Against this backdrop, the U.S. is not trying to directly intervene in Thai electoral dynamics and is not providing open support to Phak Prachachon, despite its clear orientation toward Bangkok joining U.S. security initiatives in the Indo-Pacific.

Instead, Washington has chosen a wait-and-see tactic until the formation of a new coalition, in order to launch stabilization negotiations after the elections and simultaneously displace the PRC’s political presence from Thailand.

This logic relies on several factors. First, in the early stage of the military crisis, society is in a state of irrational nationalist mobilization, which structurally works in favor of right-wing and populist forces, not left-centrist ones.

Second, Donald Trump is not inclined to openly support progressive foreign politicians, whose representation is embodied by Phak Prachachon. Third, the White House is not interested in worsening relations with pro-junta elites due to economic considerations.

As of now, Phak Prachachon remains the leader in electoral sympathies, with about 25% support, which, however, is significantly less than the 47% recorded in July—before the removal of Prime Minister Shinawatra. Pheu Thai holds about 11%, which is also almost half of the summer indicators.

At the same time, support for Phak Prachathipat—the old liberal party, which is increasingly viewed as a more balanced “buffer” between pro-democratic and pro-junta forces than Pheu Thai—is growing.

If Phak Prachachon, Pheu Thai, and Phak Prachathipat can form a government following the February 8 elections, this could potentially radically change both the internal and regional conjuncture—and at the same time provoke another military coup.

It is this structural uncertainty that determines that the Donald Trump administration will ultimately not provide political support to any side.

Under such conditions, the Cambodian-Thai escalation at the end of 2025 evidences a change in the nature of strategic competition between the U.S. and the PRC in Southeast Asia, which will be determined by their ability to influence the decisions of regional political elites.

For Beijing, destabilizing Thailand is not an end in itself but a tool for containing the transformation of the Mekong subregion into a pillar of an alternative American production and security architecture.

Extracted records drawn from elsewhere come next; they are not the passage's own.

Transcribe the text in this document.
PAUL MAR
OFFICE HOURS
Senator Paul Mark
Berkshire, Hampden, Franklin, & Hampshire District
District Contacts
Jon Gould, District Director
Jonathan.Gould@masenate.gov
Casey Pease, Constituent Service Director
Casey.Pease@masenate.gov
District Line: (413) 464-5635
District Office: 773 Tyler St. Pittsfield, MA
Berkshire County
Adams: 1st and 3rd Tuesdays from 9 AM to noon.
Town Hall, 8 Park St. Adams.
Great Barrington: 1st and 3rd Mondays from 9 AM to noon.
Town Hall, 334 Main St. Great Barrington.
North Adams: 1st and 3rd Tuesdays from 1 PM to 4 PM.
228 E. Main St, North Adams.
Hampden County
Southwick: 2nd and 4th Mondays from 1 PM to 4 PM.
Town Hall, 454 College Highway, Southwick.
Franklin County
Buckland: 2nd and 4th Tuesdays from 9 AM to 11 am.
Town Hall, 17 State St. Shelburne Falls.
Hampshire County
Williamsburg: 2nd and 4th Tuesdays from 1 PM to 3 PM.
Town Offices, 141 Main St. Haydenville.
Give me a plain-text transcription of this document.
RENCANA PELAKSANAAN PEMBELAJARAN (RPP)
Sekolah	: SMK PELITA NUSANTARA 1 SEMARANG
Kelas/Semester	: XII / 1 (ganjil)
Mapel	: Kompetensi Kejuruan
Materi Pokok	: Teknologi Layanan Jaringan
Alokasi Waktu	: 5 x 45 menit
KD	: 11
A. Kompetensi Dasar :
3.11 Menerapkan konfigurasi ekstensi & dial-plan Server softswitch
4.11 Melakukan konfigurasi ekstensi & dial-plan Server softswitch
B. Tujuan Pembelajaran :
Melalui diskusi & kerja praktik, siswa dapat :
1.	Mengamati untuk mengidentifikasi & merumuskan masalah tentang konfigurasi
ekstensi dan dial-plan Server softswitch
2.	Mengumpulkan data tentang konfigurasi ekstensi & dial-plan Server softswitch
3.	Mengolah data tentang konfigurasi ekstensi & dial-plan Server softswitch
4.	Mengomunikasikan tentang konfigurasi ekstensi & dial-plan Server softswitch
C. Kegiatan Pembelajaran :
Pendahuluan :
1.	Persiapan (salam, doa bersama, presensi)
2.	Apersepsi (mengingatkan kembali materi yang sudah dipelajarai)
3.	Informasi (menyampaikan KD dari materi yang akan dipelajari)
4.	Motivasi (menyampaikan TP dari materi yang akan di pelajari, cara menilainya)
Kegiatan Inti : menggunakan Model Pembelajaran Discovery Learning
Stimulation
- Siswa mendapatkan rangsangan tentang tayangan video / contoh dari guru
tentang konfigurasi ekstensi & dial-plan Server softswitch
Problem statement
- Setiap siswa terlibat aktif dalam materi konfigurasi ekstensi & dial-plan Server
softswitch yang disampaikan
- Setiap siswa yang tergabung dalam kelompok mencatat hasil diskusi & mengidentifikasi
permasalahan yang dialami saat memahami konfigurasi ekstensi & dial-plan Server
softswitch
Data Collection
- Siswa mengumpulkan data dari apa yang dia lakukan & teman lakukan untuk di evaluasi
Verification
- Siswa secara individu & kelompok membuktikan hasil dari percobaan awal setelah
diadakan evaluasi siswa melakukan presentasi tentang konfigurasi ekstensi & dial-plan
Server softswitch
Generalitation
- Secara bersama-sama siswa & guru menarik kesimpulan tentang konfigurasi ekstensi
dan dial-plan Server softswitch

In this context, the early elections on February 8, 2026, open a critical window for the PRC to shift the balance in its favor for a period that will outline the preconditions for a potential military clash in the Indo-Pacific.

At the same time, the United States, realizing the limited tools of direct influence, consciously shifts to a mode of adaptive containment, agreeing to a temporary loss of initiative in order to preserve the possibility of targeted maneuver after stabilization in February 2026.

Such an approach means abandoning faith in rapid democratic transformation of the region and recognizing that in the short term, competition with the PRC will occur in the plane of situational agreements and economic pressure.

Ultimately, the key risk for Washington remains not the victory of one or another political force in Thailand but the institutionalization of military escalation as an acceptable tool of domestic policy and external bargaining in mainland Southeast Asia.

It is preventing such normalization of conflict—not supporting individual actors—that will determine the further U.S. tactics in the region, where Chinese intervention has already demonstrated the ability to destroy even formally stable political constructs.